It seems like an obvious improvement for Time Machine to support full backups while using optimized storage on the primary system.
Time Machine's job is to back up my data, it's not strictly to make a 1:1 copy of local storage. It should back up my cloud data too.
I’ve found unreasonable value in being able to search through hundreds of thousands of photos from my phone, so I went all-in on Photos.app. Though one enabling factor is that my photography workflow has drastic simplified in recent years to doing very little post (except for astrophotography, which I try and keep wip out of Photos.app anyway).
IIRC Photos.app will not even open if the default library you are pointing at is not there (i.e drive was unplugged). Are you able to just open up the library file directly and it will work as expected?
I also recall when changing Photos.app back to the HDD Library it did a ~2h 'rebuild' session before it even started downloading the new photos, but maybe thats acceptable with the 'every so often' approach.
"I actually bought a Mac Studio"... "I don't understand why Apple don't " ... wait a minute
I have hit this too many times.
I migrated to Linux + Pika Backup. For photos I use Ente Photos with their managed cloud storage plus a continuous export to my NAS.
Ente is surprisingly well integrated with iOS, you really don’t need to use Apple’s solution. It automatically backs up photos I take in the background.
10 minutes is great, and my changes wouldn’t seem as extensive as yours. I need to dig deeper.
I also use a modified version of this script[0] to identify everything that changed in the most recent Time Machine backup. This is hugely helpful and lets me find unimportant things that are the source of lots of unimportant changes which I can then exclude with `tmux addexclusion -p <PATH>`. For example I exclude 'node_modules' folders for anything that gets regularly updated. This removes ~10k files that would otherwise be wastefully backed up. Speeding it up is much more about reducing file count than total size.
[0] https://github.com/nlfiedler/timedog (though its woefully out of date, and I had to make some hacky patches to it to get it working)
I haven't looked into the implementation details, but Photos lets you adjust the section of the video that is played back in slow motion.

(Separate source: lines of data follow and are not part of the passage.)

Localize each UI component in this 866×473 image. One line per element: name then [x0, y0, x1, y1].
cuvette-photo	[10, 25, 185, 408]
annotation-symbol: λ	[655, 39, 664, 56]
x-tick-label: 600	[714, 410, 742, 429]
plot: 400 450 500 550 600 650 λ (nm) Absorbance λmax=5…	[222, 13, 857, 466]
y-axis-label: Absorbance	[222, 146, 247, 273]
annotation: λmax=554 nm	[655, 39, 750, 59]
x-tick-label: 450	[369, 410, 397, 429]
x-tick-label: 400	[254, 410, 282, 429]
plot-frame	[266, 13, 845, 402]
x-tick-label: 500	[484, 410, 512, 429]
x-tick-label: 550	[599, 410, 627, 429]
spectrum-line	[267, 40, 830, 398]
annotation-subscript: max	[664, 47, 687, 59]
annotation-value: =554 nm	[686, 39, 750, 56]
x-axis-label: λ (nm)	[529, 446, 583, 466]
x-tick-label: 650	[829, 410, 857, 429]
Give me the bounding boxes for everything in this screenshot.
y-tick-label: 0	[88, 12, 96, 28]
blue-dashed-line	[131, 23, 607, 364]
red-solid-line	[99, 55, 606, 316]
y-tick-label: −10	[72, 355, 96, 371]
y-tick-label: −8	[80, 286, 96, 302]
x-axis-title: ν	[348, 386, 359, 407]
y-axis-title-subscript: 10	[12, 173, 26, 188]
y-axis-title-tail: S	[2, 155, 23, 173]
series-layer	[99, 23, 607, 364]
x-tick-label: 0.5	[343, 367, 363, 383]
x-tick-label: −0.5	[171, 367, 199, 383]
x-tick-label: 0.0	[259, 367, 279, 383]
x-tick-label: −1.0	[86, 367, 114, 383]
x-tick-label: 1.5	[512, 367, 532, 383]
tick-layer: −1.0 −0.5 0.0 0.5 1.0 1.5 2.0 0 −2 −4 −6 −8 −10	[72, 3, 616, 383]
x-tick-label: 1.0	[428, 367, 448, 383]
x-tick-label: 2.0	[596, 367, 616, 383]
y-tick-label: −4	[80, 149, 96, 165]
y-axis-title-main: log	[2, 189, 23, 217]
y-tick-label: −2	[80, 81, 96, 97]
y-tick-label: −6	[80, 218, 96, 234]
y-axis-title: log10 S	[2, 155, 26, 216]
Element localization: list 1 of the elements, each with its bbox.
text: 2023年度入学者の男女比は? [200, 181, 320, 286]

I thought if you share a slow-mo video, it gets re-encoded to bake this in (i.e., one second at 240fps gets exported as four seconds at 60fps).
For edits, I don't care too much about just baking them in since it's unlikely I'm going back to old photos and want to undo the crop.
I’m not ready to pay $60/month, but I do like iCloud’s memories and other photo features. My compromise is simple:
- I use docker-icloudpd to download our iCloud Photos to local storage over time. It’s been the most practical way I’ve found to back up multiple accounts into one place, though it does require occasional re-auth every so often. - I keep only the last ~2 years of media in iCloud and delete older ones after they’re archived locally. - For browsing and searching the older archive, I use Immich, which has been a great self-hosted personal photo cloud experience with a modern app feel.
For storage, I’ve found fast local disk matters a lot once you’re digging up photos from 5+ years ago. Something like an OWC 4M2 with M.2 drives keeps the experience snappy; a typical HDD-based NAS can feel sluggish when you just want to quickly pull up an old memory.
Immich is great if you want to be able to delete things from your phone to save space and still have access to all your content served from Immich on your server though.
Product idea: Apple should offer a paid service to restore the "old backups" of photos that are no longer accessible via iCloud UI/API, which were soft-removed for missing the subscription quota or whatever, if Apple happens to have that data tucked away in cold storage somewhere.
Case in point, I had some c. 2016 era photos in iMessages that I thought I handled right to not lose from iCloud, but they are apparently nowhere to be found in iCloud API based on recent checks. More than mildly irritating.
I should have used an iCloud photos backup tool like this much sooner.
Print what you want to keep onto archival paper with archival dyes. Everything else will atrophy.
I wrote a webapp to try to solve that for myself (https://github.com/yhling/go-web-image-gallery)
If you configure a password for your backup it will backup more (confidential) data than if you don't encrypt your local backup.
Turn your phone? /ducks
It's macOS-only and intentionally minimal — the goal is just to download originals from iCloud Photos to disk without syncing everything into Photos.app first.
To be clear on limitations: it doesn't preserve albums or other metadata yet, and it's not meant to replace more full-featured tools. It’s mainly for the "I just want my photos off iCloud for backup" case.
Reading the comments here, it sounds like metadata preservation is a big pain point for many people — I'd be curious whether that's the first thing folks would want added, or if simple bulk export already covers most needs.